69 años transcurrieron antes de que el pulso se detuviera y a dos años de su partida no hay algo que sobre él no haya sido dicho.

Tras construir su alter ego escénico, Robert Jones dejó de existir para convertirse en el gran David Bowie, personaje de múltiples personalidades que en su mayoría fueron voceras extremistas de los demonios que nos habitan –pero que pocos reconocen abiertamente por temor–, figuras llenas de alienación y aislamiento, de frágil cordura, de crudeza.

La transformación fue incansable: Ziggy y su caricaturesca y ácida representación del rockstar que más tarde se volvió cierta; Aladdin Sane el icono glam que reconocía en la falta de cordura su propia estabilidad inestable; el Duque Blanco y sus excesos de caída libre, todas ellas identidades que fueron dejando sus pieles para ser remplazadas por otras que en su nacimiento, traían consigo no solo irónica provocación, sino una fuerte crítica a la sociedad y con ella, su forma de hacer arte.

En la exposición rabiosa de su propia imperfección, muchos de esos “otros” nos proporcionaron universos ideales para existir y manifestarnos. Desde una estética excéntrica y desafiante, hasta las palabras precisas para describir aquello que se nos quedaba atorado en la garganta:

Soy frágil, destructivo, mentalmente movedizo, bisexual, homosexual, heterosexual, genio, dependiente, hermosamente extravagante, indestructible, camaleónico, mesiánico, humano.

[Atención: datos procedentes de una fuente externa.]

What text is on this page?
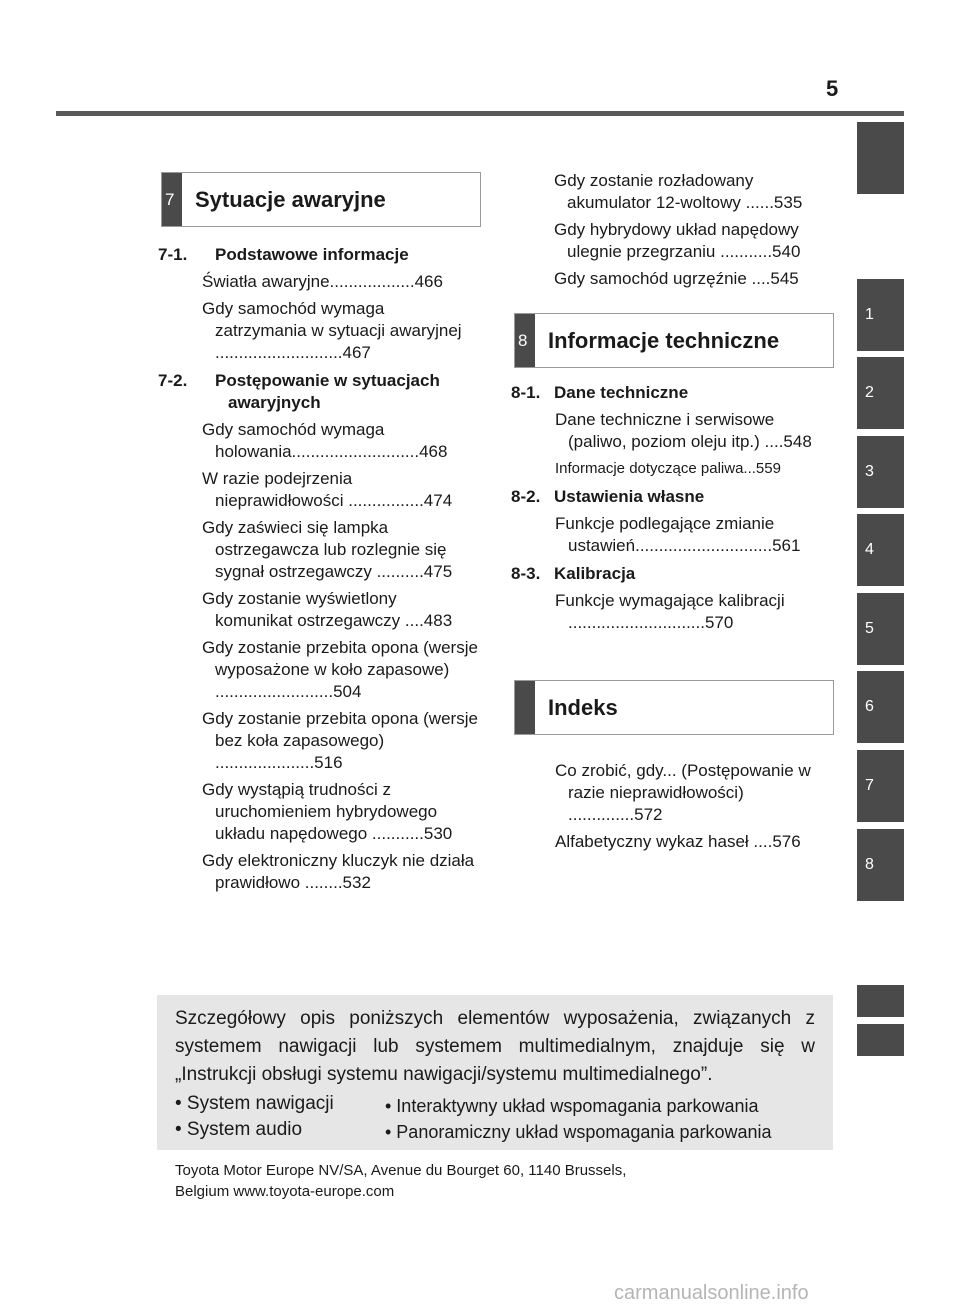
5
1
2
3
4
5
6
7
8
7 Sytuacje awaryjne
7-1. Podstawowe informacje
Światła awaryjne..................466
Gdy samochód wymaga zatrzymania w sytuacji awaryjnej ...........................467
7-2. Postępowanie w sytuacjach awaryjnych
Gdy samochód wymaga holowania...........................468
W razie podejrzenia nieprawidłowości ................474
Gdy zaświeci się lampka ostrzegawcza lub rozlegnie się sygnał ostrzegawczy ..........475
Gdy zostanie wyświetlony komunikat ostrzegawczy ....483
Gdy zostanie przebita opona (wersje wyposażone w koło zapasowe) .........................504
Gdy zostanie przebita opona (wersje bez koła zapasowego) .....................516
Gdy wystąpią trudności z uruchomieniem hybrydowego układu napędowego ...........530
Gdy elektroniczny kluczyk nie działa prawidłowo ........532
Gdy zostanie rozładowany akumulator 12-woltowy ......535
Gdy hybrydowy układ napędowy ulegnie przegrzaniu ...........540
Gdy samochód ugrzęźnie ....545
8 Informacje techniczne
8-1. Dane techniczne
Dane techniczne i serwisowe (paliwo, poziom oleju itp.) ....548
Informacje dotyczące paliwa...559
8-2. Ustawienia własne
Funkcje podlegające zmianie ustawień.............................561
8-3. Kalibracja
Funkcje wymagające kalibracji .............................570
Indeks
Co zrobić, gdy... (Postępowanie w razie nieprawidłowości) ..............572
Alfabetyczny wykaz haseł ....576
Szczegółowy opis poniższych elementów wyposażenia, związanych z systemem nawigacji lub systemem multimedialnym, znajduje się w „Instrukcji obsługi systemu nawigacji/systemu multimedialnego”.
• System nawigacji
• System audio
• Interaktywny układ wspomagania parkowania
• Panoramiczny układ wspomagania parkowania
Toyota Motor Europe NV/SA, Avenue du Bourget 60, 1140 Brussels,
Belgium www.toyota-europe.com
carmanualsonline.info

Una década tras otra, Bowie construyó para nosotros espacios que podíamos habitar para sentirnos cobijados en nuestra propia extrañeza.

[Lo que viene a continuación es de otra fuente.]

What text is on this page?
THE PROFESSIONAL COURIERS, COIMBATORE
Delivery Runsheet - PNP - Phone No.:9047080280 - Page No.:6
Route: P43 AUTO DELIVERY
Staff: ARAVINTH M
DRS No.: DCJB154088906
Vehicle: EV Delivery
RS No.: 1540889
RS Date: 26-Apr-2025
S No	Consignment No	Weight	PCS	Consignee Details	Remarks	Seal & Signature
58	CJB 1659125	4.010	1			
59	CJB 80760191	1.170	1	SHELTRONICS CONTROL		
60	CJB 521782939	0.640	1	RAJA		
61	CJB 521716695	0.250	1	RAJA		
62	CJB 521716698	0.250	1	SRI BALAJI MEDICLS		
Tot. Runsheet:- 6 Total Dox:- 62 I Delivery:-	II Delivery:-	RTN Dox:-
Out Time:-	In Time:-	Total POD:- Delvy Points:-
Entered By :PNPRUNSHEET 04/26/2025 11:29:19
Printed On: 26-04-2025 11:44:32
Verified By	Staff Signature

Enlistar todos sus logros y hablar de la marca que dejó en la historia quizá nos detendría en una perorata interminable de cómo marcó tendencias estéticas y musicales, de su apasionamiento por la literatura, de su faceta como pintor y escultor, de sus dotes actorales, de su influencia en la moda, del peso de su abierta sexualidad y todo ha sido dicho tantas veces y de tantas formas.

Su creación musical ha sido meticulosamente analizada y categorizada de acuerdo a su nivel de influencia e innovación musical en la cultura pop; a la mano de un clic, es posible encontrar numerosos artículos que hablan de datos curiosos sobre el color de sus ojos o el origen de su nombre artístico; artículos en donde se discute la influencia que figuras como Kerouac, Basquiat o Shakespeare tuvieron en su obra, de sus múltiples colaboraciones con otros artistas… Textos que hablan del manifiesto que dejó anticipando su propia muerte.

No hay un hilo negro (o quedan muy pocos que seguir) acerca de su vida. Lo cierto es que dos años han pasado desde que su familia anunció que había perdido una larga batalla contra el cáncer, y a la distancia, parece que fue ayer cuando muchos nos quedamos sin uno de nuestros más amados confidentes.

Durante muchos días quisimos leer que la noticia había sido una broma cruel y atesorábamos la posibilidad de que Bowie simplemente hubiera decidido cometer otra muerte simbólica, en tanto siguiera existiendo. Hasta que comenzamos a aceptar lo inevitable y nos resignamos –a regañadientes– a no verlo nunca más.

Pero una de las ventajas del arte es su permanencia, su evolución en la historia, su inmortalidad. De manera que, algunas noches David se aparece y nosotros lo invitamos a pasar al habitáculo de nuestros más preciados momentos para no sentirnos solos.